As Susan Sontag says, “the whole point of Camp is to dethrone the serious,” and it is perfect for products which are necessary, but not exciting, sexy, or fun. Imagine if Old Spice just focused on the benefits of their underarm antiperspirant? It’d be a snooze.
Squatty Potty
I challenge anyone to find more anti-serious, over-the-top, and downright ridiculous commercials than the ads created for the Squatty Potty, a bathroom footstool for well, passing stool.
In episode #1, a plush unicorn poops rainbow ice cream, in episode #2 Victorian women use “Unicorn Gold” (unicorn farts) to dispel bathroom smells, and episode #3 features mermen, centaurs, and dragons.
Sontag writes, “I am strongly drawn to Camp, and almost as strongly offended by it,” which encapsulates my feelings toward the Squatty Potty. “Camp is playful, anti-serious,” and when you’re trying to sell a toilet footstool, seriousness goes out the open window.

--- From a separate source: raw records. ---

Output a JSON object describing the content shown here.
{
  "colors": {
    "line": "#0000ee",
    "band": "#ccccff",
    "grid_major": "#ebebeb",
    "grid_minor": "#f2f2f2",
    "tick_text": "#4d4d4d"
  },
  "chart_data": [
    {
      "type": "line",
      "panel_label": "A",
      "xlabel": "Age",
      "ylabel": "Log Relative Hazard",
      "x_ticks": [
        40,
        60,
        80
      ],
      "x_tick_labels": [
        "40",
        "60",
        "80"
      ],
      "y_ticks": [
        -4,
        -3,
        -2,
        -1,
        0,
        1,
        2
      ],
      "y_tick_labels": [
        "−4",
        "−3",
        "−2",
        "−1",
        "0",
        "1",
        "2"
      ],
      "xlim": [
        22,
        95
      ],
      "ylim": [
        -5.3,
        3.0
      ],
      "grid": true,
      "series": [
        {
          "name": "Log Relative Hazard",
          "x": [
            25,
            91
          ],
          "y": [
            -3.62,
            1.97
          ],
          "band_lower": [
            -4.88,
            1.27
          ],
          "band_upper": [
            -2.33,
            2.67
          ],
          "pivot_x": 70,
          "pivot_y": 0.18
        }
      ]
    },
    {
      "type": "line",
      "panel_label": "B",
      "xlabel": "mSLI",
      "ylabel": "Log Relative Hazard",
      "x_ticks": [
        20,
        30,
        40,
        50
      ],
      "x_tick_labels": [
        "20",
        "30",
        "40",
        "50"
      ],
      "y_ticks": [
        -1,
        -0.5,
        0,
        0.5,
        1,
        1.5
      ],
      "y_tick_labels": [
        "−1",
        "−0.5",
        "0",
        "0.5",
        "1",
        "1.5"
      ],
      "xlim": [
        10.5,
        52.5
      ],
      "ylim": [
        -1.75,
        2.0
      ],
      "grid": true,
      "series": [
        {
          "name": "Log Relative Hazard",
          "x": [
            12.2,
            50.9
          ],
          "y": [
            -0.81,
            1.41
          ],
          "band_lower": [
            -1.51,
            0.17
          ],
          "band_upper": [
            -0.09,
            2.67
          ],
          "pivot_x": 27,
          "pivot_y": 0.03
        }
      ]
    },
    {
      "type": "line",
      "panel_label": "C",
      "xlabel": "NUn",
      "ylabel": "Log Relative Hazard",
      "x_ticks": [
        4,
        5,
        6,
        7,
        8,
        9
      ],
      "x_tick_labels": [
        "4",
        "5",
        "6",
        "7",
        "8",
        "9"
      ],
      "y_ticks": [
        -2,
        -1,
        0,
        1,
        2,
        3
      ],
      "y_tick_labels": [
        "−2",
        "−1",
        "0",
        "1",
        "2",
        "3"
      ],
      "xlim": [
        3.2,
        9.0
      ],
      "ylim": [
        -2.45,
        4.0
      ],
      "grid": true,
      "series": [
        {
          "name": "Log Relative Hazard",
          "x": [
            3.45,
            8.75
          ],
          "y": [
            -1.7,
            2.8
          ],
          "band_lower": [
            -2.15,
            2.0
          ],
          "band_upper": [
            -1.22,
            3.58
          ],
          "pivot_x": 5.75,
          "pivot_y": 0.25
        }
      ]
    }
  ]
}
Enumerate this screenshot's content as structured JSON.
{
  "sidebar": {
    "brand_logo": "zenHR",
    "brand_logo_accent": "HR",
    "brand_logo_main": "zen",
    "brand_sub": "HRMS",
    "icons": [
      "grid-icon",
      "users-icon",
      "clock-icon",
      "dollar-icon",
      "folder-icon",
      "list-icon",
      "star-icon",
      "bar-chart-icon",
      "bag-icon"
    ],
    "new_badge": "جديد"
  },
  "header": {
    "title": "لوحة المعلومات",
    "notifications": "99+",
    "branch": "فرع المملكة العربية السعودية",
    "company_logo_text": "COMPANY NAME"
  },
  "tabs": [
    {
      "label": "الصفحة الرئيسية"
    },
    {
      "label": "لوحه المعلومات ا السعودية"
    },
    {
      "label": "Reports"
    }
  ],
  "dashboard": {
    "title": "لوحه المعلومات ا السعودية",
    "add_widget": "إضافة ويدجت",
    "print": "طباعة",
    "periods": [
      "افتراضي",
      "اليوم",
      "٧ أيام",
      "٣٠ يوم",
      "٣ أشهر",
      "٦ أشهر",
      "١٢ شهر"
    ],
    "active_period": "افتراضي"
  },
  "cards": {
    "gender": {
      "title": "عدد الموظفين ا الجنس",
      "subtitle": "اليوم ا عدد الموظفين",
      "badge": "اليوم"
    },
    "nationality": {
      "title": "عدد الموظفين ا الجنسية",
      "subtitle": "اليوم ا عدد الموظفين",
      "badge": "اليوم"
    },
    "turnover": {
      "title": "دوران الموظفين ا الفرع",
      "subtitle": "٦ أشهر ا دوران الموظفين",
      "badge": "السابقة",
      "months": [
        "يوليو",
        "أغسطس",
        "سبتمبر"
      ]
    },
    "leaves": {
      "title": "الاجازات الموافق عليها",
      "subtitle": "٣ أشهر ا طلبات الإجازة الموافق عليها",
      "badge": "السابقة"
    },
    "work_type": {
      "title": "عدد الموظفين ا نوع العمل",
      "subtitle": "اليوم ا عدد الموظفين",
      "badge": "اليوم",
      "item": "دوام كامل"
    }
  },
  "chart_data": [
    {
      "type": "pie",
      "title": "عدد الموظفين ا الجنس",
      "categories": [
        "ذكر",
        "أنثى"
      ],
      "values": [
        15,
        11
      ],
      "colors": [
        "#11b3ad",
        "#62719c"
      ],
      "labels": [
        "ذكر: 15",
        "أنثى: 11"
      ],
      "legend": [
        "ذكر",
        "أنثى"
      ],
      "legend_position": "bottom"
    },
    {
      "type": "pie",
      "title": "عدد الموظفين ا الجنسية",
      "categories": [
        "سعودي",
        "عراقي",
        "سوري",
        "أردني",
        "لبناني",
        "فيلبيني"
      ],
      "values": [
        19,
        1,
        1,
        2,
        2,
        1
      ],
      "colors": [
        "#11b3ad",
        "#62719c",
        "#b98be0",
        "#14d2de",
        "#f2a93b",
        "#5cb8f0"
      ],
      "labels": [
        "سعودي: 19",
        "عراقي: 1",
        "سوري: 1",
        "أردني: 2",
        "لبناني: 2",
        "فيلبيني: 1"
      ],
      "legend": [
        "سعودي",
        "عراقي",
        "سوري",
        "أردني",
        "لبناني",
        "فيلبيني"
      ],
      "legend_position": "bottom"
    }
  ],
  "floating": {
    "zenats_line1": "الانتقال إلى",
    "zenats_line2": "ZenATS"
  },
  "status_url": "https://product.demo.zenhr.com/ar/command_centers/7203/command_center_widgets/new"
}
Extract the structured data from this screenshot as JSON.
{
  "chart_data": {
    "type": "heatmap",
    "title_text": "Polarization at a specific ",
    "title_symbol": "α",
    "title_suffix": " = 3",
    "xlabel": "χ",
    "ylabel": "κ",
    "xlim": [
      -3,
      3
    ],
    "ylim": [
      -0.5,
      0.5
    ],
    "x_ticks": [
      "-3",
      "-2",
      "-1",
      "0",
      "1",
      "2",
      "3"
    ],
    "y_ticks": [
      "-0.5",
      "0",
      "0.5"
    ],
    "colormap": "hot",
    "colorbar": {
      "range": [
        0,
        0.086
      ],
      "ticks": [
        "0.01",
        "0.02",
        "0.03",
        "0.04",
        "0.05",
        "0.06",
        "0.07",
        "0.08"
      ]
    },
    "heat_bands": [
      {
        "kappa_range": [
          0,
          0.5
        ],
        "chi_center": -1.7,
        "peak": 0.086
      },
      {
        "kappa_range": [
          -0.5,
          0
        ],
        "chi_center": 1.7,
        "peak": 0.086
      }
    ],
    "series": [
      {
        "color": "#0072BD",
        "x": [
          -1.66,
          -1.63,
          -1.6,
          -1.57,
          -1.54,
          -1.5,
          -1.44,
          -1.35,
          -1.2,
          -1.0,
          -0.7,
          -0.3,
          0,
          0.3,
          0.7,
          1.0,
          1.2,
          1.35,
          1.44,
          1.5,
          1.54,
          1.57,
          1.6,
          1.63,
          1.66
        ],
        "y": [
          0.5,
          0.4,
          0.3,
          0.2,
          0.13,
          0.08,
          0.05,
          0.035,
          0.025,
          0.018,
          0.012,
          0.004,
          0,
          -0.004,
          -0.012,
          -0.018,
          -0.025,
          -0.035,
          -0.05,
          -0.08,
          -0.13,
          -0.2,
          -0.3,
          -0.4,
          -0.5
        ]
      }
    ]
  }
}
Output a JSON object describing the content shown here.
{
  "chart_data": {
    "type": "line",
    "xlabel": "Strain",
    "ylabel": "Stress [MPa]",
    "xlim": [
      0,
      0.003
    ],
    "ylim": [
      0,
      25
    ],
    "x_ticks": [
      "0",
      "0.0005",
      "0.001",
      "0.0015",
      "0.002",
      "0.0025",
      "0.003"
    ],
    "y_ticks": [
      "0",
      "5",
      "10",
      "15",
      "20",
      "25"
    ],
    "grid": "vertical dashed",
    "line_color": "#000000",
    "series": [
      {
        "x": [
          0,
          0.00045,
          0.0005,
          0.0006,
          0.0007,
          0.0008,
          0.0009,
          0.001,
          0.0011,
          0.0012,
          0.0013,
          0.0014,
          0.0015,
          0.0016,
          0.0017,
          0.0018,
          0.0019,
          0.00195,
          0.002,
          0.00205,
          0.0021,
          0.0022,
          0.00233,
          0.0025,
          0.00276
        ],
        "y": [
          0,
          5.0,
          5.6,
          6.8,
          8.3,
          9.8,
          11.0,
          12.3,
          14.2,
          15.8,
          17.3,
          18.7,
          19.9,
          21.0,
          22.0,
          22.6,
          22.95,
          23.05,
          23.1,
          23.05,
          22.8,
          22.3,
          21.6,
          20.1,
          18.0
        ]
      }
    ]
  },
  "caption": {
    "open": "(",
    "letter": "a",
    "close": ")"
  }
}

We must give the Squatty Potty credit; they’ve sold over 5 million units since they introduced the world to Dookie The Pooping Unicorn. “Camp taste is, above all, a mode of enjoyment, of appreciation – not judgment,” and when we take off our politically correct glasses and see the Squatty Potty for what it is, these grotesque, campy advertisements are extremely effective.
Naive Camp in Advertising
There is naive camp in advertising too. Go to YouTube and search “funny local commercials” and you’ll see what I mean. What makes these local advertisements naive Camp? The earnest attempt to make a good commercial. Bad local television ads are also parodied by comedians like Tim and Eric or Justin Roiland and Dan Harmon of Rick and Morty in their “Inter-dimensional Cable” episodes.
Notes on Camp in Digital Advertising
Camp in advertising, like movies, is theatrical and exaggerated yet realistic given what it is. Sure, rainbow unicorns will never poop ice cream in real life, but if we suspend disbelief for a moment, we can appreciate the sincerity with which the commercials were executed.
Just watch the Subway ad that inspired this article. This ad isn’t campy, it’s just plain bad, or as Sontag would say, “it is too mediocre in ambition.”
Camp is an aesthetic style that entertains us, bringing levity to a space overrun with competition and seriousness. As consumers, we fall in love with brands that go way above what is necessary just to delight us and try to win over our hearts.
Deep down, we don’t hate advertising; we hate bad advertising. If a brand goes above and beyond to court us, even if the commercial is bizarre and disturbing, deep down we appreciate the attention. Or as Susan Sontag puts it, “Camp is generous. It wants to enjoy. It only seems like malice, cynicism.”